SQL

GROUP BY

Introduction#

Results of a SELECT query can be grouped by one or more columns using the GROUP BY statement: all results with the same value in the grouped columns are aggregated together. This generates a table of partial results, instead of one result. GROUP BY can be used in conjunction with aggregation functions using the HAVING statement to define how non-grouped columns are aggregated.

Syntax#

  • GROUP BY {

      column-expression
| ROLLUP ( <group_by_expression> [ ,…n ] )
| CUBE ( <group_by_expression> [ ,…n ] )
| GROUPING SETS ( [ ,…n ] )
| () —calculates the grand total
} [ ,…n ]

  • <group_by_expression> ::=

      column-expression
| ( column-expression [ ,…n ] )

  • <grouping_set> ::=

      () —calculates the grand total
| <grouping_set_item>
| ( <grouping_set_item> [ ,…n ] )

  • <grouping_set_item> ::=

      <group_by_expression>
| ROLLUP ( <group_by_expression> [ ,…n ] )
| CUBE ( <group_by_expression> [ ,…n ] )

USE GROUP BY to COUNT the number of rows for each unique entry in a given column

Let’s say you want to generate counts or subtotals for a given value in a column.

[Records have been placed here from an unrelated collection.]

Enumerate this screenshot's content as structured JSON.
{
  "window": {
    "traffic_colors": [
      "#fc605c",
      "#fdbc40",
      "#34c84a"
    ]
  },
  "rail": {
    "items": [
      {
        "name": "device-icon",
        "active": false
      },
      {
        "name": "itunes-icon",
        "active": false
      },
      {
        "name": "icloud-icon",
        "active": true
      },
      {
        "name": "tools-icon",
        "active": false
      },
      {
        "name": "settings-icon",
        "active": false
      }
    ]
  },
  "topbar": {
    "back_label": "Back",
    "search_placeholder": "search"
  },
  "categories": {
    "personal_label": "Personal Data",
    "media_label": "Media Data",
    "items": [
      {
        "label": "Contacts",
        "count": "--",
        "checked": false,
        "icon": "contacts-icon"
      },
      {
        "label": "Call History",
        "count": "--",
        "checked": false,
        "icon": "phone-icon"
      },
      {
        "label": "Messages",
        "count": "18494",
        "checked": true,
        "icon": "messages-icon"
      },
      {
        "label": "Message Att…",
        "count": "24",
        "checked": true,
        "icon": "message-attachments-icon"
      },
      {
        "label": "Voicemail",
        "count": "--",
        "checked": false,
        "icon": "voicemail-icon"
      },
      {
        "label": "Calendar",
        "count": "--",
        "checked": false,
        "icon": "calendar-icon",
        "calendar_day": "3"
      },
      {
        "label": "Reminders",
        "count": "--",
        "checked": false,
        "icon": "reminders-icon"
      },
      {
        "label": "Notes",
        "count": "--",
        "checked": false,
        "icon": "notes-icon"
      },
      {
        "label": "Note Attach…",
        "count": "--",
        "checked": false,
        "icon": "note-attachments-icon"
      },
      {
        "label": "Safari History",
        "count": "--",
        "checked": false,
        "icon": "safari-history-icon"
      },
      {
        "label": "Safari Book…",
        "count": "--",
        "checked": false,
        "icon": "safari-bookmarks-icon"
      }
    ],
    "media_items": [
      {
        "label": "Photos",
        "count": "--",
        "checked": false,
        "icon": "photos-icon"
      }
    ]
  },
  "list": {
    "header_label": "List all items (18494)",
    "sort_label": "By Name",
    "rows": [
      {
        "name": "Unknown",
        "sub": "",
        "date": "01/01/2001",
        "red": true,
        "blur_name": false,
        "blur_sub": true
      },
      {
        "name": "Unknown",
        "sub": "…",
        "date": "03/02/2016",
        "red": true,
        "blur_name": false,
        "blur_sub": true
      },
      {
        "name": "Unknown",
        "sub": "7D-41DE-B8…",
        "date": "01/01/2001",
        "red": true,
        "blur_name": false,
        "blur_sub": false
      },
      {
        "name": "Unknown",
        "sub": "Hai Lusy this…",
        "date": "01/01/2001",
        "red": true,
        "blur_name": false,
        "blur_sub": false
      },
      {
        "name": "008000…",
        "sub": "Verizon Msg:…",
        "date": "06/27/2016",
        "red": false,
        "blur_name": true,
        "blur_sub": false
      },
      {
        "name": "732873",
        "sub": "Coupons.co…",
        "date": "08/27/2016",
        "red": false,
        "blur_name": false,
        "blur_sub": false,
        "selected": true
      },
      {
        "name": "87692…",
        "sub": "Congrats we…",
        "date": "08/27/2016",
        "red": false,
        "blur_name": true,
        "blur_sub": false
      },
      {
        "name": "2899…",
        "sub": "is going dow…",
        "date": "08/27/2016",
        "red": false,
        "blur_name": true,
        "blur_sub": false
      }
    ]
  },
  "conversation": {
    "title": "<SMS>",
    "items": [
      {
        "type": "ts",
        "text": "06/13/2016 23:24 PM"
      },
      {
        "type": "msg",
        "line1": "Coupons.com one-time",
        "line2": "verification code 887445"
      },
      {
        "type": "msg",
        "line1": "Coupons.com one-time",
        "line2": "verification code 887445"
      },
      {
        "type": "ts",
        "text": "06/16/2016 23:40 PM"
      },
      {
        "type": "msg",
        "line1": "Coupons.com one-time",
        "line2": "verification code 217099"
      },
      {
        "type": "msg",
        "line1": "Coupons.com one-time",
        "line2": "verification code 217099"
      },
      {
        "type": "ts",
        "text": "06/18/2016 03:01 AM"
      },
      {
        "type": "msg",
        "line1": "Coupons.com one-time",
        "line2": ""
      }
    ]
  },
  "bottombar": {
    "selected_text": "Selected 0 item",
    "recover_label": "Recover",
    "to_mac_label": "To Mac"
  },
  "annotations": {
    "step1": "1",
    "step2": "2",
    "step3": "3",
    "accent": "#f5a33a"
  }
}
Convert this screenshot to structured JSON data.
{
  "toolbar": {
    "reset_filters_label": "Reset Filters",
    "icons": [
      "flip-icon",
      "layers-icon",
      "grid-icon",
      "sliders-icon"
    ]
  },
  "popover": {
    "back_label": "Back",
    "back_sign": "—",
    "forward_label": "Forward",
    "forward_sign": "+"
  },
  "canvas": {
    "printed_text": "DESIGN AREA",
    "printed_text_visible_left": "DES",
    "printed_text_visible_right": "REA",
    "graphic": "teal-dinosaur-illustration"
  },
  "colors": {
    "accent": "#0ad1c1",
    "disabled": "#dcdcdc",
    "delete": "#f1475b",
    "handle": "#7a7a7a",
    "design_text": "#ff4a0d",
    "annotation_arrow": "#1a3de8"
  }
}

Given this table, “Westerosians”:

Name GreatHouseAllegience
Arya Stark
Cercei Lannister
Myrcella Lannister
Yara Greyjoy
Catelyn Stark
Sansa Stark

Without GROUP BY, COUNT will simply return a total number of rows:

SELECT Count(*) Number_of_Westerosians
FROM Westerosians

returns…

Number_of_Westerosians
6

But by adding GROUP BY, we can COUNT the users for each value in a given column, to return the number of people in a given Great House, say:

SELECT GreatHouseAllegience House, Count(*) Number_of_Westerosians
FROM Westerosians
GROUP BY GreatHouseAllegience

returns…

House Number_of_Westerosians
Stark 3
Greyjoy 1
Lannister 2

It’s common to combine GROUP BY with ORDER BY to sort results by largest or smallest category:

SELECT GreatHouseAllegience House, Count(*) Number_of_Westerosians
FROM Westerosians
GROUP BY GreatHouseAllegience
ORDER BY Number_of_Westerosians Desc

returns…

House Number_of_Westerosians
Stark 3
Lannister 2
Greyjoy 1

Filter GROUP BY results using a HAVING clause

A HAVING clause filters the results of a GROUP BY expression. Note: The following examples are using the Library example database.

Examples:

Return all authors that wrote more than one book (live example).

SELECT
  a.Id,
  a.Name,
  COUNT(*) BooksWritten
FROM BooksAuthors ba
  INNER JOIN Authors a ON a.id = ba.authorid
GROUP BY
  a.Id,
  a.Name
HAVING COUNT(*) > 1    -- equals to HAVING BooksWritten > 1
;

Return all books that have more than three authors (live example).

SELECT
  b.Id,
  b.Title,
  COUNT(*) NumberOfAuthors
FROM BooksAuthors ba
  INNER JOIN Books b ON b.id = ba.bookid
GROUP BY
  b.Id,
  b.Title
HAVING COUNT(*) > 3    -- equals to HAVING NumberOfAuthors > 3
;

Basic GROUP BY example

It might be easier if you think of GROUP BY as “for each” for the sake of explanation. The query below:

SELECT EmpID, SUM (MonthlySalary) 
FROM Employee
GROUP BY EmpID

is saying:

“Give me the sum of MonthlySalary’s for each EmpID”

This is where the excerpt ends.